“Effulgence” at the Velaslavasay Panorama

The Velaslavasay Panorama tends to be mentioned in the same breath as the Museum of Jurassic Technology. It is a deadpan recreation of another age's public spectacle, done on the slimmest of budgets by a clever artist working outside the MFA box (in this case, Sara Velas). The Velaslavasay presents panoramas, which is to say cylindrical landscape paintings where the viewer stands in the middle.
The idea is credited to otherwise forgotten Irish artist Robert Barker (1739-1806). During a walk with his daughter on Calton Hill, Edinburgh, Barker was struck with the notion of capturing the full, 360-degree view and presenting it to the viewer in a special room. Barker talked up the idea to Sir Joshua Reynolds, who told him to forget it. Barker nonetheless took out a patent in 1787, sparking a century-long vogue for illusionistic cylindrical landscape paintings. From the beginning, the goal was virtual reality. These were paintings without frames; the viewer was to feel that he or she was there. Panoramas were the Avatar of their time, proof that the masses desire nothing more than dimensionally "realistic" illusion. Panoramas predated photographs and gave stereographs a run for the money. It was motion pictures that killed them. To the British, particularly, panoramas offered a substitute for foreign (ugh!) travel. The Times of London found a 1861 panorama of Naples “even more pleasant to look upon in Leicester Square, than is the reality with all its abominations of tyranny, licentiousness, poverty and dirt.”
Barker originally named his invention “la nature à coup d’oeil” [“nature at a glance”]. On the advice of friends, he switched to “panorama,” a word that remains in the language, though (oddly) it is most often used to describe a real unrestricted view rather than the illusion. The L.A. suburb of Panorama City is proof of the term's popularity and bastardization. Velaslavasky's auteur, Sara Vela, was born there.
There are no proper panoramas in Panorama City, and only three others in the U.S. (in New York, Gettysburg, and Atlanta). The Velaslavasky inhabits the former Union Theater in the West Adams district. As in the panoramas of old, the viewer ascends a spiral staircase to enter a circular viewing platform looking out on an expansive landscape.

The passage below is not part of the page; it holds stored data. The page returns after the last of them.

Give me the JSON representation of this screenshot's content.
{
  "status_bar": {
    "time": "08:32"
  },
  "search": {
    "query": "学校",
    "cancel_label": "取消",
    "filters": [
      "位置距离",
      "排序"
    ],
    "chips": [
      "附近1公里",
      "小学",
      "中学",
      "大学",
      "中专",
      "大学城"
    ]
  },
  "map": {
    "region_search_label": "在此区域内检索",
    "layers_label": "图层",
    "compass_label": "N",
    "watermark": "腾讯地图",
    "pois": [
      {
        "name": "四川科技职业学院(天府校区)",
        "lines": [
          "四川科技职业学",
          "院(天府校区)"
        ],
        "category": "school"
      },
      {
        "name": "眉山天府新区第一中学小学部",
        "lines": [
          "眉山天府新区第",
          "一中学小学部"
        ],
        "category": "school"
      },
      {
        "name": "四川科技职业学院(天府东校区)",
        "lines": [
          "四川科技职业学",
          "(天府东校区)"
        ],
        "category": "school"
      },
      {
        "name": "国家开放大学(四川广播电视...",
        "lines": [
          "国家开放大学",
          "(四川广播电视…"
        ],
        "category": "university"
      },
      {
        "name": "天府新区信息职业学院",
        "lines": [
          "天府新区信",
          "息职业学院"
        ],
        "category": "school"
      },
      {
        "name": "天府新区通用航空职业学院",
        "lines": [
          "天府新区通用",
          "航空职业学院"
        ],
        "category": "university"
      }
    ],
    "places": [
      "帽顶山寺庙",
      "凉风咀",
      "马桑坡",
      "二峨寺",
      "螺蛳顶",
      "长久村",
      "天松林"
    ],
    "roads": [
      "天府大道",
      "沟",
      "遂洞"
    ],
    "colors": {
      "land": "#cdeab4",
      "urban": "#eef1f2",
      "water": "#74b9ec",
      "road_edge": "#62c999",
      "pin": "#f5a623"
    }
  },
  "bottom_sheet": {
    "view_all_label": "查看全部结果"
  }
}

The landscape is a painting, carefully lighted and supplemented by some three-dimensional elements between the platform and the backdrop. The Velaslavasay space is much smaller than its nineteenth-century forebears. The painting is maybe five feet beyond the edge of the platform. This diminishes the sense of "being there," but that's okay. It is the artifice that resonates most loudly.
The current offering, "Effulgence of the North: An Arctic Panorama" is a near-monochrome view of ice floes. The sepulcral lighting and ambient noise of "Effulgence" change ever so slowly, on a long-cycling timer. It's an interesting gloss on the the hallucinatory literature and art of the polar regions, initiated by Samuel Coleridge's "The Rime of the Ancient Mariner" (1789); the icebound landscapes of Caspar David Friedrich, Frederic Church, and William Bradford; Gustave Doré's 1876 illustrations of "Rime"; the "slow time" of L.A. light and space art; and the Ganzfeld effect, a point of reference to the latter movement, in which jet pilots and snowblind explorers see phantasmagoric imagery in a featureless field of vision.
The panorama's brushwork is not so fundamentally different from what you might find at the Laguna Pageant of the Masters, executed on a tight production schedule. But the Velaslavasay presentation encourages the viewer to find abstraction in figuration, and strange patterns in abstraction. That way madness — at any rate, sensory deprivation hallucinations — lie.
The blurring of illusion and reality has always been part of the panoramic package. In “The City of York with the Cathedral on Fire,” exhibited at the British Diorama in London, viewers gazed on a painting of York Minister. A light appeared in a window, representing the mad arsonist Jonathan Martin. Smoke appeared, then open flame, which gradually engulfed the building.
On May 27, 1829, a worker was lighting some chemicals behind the panorama painting to give a realistic ruddy glow to the painted flames the audience saw. The trickery set the painting ablaze. The audience became engulfed in real flames as it rushed headlong for the exits.